Frank Priddis, a 63-year-old man was told by a hospital nurse that his wife had died, only to turn up and find her asleep on the ward an hour later.
According to Telegraph, Frank Priddis had already started grieving for his wife Sandra before it was later discovered that nurses had mixed up her details with another patient.
Mrs Priddis was at the Royal Devon and Exeter Hospital receiving treatment for bladder cancer when her family received the call from a nurse. Mr Priddis, a bus driver from Exeter, Devon, said he had to wait an hour to find out that his wife was still alive.
“The nurse told me that my wife had passed away approximately an hour previously.
“She asked if we could come over to the hospital to see the doctor who would explain exactly what had happened. We went straight to the Torridge Ward and reported to the nurse’s station.
“We were acknowledged by another member of staff who asked if she could help. We explained that we had arrived to speak to the doctor as we were told that my wife had just passed away. She apologised and said she would get the nurse in charge.
“In the meantime, for some unknown reason, I just happened to turn and look through the window into the ward, where I saw my wife fast asleep in her bed.
“It turns out the nurse that had made the call had in fact picked up the wrong file and contacted the wrong family. I said ‘if this is a joke, it is a sick one’.”

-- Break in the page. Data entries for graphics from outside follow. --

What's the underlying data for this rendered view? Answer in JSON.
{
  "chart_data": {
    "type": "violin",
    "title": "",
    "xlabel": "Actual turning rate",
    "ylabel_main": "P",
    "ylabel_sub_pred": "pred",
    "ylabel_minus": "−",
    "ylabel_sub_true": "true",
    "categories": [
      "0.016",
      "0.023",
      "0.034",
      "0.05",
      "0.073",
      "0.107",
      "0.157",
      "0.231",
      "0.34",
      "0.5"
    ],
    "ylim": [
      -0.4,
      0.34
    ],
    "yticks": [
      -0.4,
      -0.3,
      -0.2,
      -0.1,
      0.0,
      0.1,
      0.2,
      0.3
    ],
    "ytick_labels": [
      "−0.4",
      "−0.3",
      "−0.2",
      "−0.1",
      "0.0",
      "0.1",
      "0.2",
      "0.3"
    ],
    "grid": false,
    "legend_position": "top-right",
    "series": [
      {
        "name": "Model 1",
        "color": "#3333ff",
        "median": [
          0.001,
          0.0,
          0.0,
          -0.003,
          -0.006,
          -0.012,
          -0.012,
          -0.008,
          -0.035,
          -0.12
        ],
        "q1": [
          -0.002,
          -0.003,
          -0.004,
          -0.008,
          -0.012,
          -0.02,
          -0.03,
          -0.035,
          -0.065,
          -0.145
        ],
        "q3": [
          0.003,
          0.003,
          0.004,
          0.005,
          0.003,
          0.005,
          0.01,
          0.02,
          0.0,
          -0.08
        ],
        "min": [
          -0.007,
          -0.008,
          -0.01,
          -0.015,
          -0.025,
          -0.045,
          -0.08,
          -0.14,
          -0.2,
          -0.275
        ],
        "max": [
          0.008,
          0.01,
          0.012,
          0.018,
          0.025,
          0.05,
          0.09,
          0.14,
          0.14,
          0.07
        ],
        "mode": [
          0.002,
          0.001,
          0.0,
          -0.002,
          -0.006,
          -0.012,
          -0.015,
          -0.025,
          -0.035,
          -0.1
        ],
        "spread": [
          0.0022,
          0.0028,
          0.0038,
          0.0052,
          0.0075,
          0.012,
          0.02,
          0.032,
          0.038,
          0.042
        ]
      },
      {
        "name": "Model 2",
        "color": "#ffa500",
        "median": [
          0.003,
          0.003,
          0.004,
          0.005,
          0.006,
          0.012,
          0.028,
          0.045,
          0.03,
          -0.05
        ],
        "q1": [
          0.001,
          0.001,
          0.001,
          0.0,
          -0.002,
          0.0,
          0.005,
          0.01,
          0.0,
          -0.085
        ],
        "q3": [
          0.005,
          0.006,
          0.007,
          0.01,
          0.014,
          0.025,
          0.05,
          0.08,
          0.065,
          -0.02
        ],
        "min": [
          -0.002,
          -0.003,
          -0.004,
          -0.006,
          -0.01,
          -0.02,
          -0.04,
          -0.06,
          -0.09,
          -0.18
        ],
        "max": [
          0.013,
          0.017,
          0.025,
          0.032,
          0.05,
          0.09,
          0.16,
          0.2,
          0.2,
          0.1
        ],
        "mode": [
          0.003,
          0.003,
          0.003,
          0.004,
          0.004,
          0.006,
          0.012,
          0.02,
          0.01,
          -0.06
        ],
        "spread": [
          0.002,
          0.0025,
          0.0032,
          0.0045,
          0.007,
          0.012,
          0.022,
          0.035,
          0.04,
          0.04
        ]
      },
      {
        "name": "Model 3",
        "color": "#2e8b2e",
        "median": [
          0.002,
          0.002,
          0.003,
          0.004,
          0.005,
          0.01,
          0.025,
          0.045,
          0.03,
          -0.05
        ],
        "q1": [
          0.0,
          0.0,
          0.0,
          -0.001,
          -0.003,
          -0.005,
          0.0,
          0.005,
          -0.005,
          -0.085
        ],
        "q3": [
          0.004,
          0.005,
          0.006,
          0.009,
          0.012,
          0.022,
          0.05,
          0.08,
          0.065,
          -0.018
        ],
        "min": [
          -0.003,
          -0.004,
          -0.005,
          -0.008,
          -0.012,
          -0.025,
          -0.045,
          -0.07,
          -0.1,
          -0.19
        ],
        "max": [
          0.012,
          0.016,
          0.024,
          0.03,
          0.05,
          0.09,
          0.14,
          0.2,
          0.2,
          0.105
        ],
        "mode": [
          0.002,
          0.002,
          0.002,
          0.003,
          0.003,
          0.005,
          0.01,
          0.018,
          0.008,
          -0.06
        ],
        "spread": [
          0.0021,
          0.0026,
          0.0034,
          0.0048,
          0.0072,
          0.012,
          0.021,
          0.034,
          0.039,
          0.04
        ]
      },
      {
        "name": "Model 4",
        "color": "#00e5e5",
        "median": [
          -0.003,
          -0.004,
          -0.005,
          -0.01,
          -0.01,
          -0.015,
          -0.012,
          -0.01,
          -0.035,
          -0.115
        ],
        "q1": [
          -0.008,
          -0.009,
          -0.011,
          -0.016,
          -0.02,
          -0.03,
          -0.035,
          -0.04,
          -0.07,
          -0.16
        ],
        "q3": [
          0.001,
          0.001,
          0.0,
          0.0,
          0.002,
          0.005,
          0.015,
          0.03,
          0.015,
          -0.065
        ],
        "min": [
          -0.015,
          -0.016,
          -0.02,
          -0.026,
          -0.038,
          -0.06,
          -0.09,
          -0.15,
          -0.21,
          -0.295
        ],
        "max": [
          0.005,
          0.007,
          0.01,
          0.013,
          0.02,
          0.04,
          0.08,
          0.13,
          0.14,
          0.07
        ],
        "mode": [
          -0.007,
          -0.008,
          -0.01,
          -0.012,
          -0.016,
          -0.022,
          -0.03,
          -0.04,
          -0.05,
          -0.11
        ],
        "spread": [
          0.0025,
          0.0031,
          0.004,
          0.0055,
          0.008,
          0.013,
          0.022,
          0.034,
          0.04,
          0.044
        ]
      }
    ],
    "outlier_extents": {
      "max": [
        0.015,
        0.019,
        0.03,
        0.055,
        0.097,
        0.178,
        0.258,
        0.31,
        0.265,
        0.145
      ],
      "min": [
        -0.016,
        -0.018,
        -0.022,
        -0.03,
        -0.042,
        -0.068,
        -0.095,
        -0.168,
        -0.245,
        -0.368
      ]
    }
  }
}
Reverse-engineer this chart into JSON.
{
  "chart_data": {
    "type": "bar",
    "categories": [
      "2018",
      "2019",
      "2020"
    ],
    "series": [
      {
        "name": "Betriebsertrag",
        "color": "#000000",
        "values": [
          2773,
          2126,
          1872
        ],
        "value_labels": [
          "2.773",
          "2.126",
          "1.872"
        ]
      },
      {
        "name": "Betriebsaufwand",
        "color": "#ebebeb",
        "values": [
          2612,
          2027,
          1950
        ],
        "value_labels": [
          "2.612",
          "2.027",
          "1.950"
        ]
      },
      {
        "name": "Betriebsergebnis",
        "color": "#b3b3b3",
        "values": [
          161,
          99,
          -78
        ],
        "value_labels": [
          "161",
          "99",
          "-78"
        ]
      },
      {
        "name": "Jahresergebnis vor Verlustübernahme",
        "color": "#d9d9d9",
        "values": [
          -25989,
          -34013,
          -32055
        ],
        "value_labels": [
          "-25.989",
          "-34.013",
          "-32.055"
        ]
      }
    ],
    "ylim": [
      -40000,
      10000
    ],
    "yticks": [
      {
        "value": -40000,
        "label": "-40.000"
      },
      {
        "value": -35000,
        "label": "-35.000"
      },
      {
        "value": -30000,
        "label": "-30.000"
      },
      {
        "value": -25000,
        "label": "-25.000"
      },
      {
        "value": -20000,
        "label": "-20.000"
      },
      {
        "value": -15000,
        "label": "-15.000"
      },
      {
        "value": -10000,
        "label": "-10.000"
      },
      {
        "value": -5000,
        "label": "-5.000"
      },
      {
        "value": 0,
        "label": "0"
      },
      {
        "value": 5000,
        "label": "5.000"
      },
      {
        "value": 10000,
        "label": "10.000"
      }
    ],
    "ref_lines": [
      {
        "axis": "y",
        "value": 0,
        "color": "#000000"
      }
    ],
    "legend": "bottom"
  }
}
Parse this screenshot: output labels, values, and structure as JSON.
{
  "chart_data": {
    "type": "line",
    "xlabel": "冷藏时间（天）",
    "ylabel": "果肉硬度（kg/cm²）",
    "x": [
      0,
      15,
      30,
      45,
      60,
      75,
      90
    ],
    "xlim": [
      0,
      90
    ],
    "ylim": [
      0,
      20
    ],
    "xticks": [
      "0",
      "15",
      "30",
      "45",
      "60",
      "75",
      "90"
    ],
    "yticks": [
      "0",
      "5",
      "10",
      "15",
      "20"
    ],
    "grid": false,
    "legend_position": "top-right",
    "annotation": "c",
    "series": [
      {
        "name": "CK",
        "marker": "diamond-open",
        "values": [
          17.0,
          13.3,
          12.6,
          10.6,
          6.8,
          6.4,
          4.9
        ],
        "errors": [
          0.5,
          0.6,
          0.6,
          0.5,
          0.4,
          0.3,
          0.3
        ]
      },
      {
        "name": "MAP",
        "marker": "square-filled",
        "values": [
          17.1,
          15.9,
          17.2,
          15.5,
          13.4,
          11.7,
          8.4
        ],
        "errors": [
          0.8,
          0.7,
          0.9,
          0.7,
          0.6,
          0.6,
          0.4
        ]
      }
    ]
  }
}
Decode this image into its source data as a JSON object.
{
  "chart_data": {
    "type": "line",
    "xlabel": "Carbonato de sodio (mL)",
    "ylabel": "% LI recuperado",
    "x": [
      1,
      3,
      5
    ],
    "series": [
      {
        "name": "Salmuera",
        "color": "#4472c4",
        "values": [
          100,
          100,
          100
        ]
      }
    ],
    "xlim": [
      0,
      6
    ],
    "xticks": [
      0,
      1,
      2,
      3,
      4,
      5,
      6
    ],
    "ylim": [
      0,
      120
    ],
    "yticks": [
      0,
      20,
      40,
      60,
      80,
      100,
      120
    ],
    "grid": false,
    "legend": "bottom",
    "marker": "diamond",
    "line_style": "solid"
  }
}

Mr Priddis has attended several meeting with the hospital’s Trust over the incident. He said they were promised that protocol was in place to ensure that paperwork and wristbands were double checked so that similar incidents could not happen again.
Mrs Priddis had died ever since but the husbadn decided not to go public as he didn’t want the matter to upset the wife at the time of the error in September 2016.
Em Wilkinson-Brice, chief nurse at the hospital Trust, said:
“Our staff make every effort to deliver the highest standards of compassionate care and support to patients and their families.
“We are therefore really sorry for this lapse and for the upset and distress it has caused Mr Priddis and his family.
“We are very grateful for the time Mr Priddis spent with us discussing his complaint and for his constructive suggestions.
“We have taken these on board and as a result we have since changed our processes to minimise the risk of a patient being wrongly identified in this particular way again.”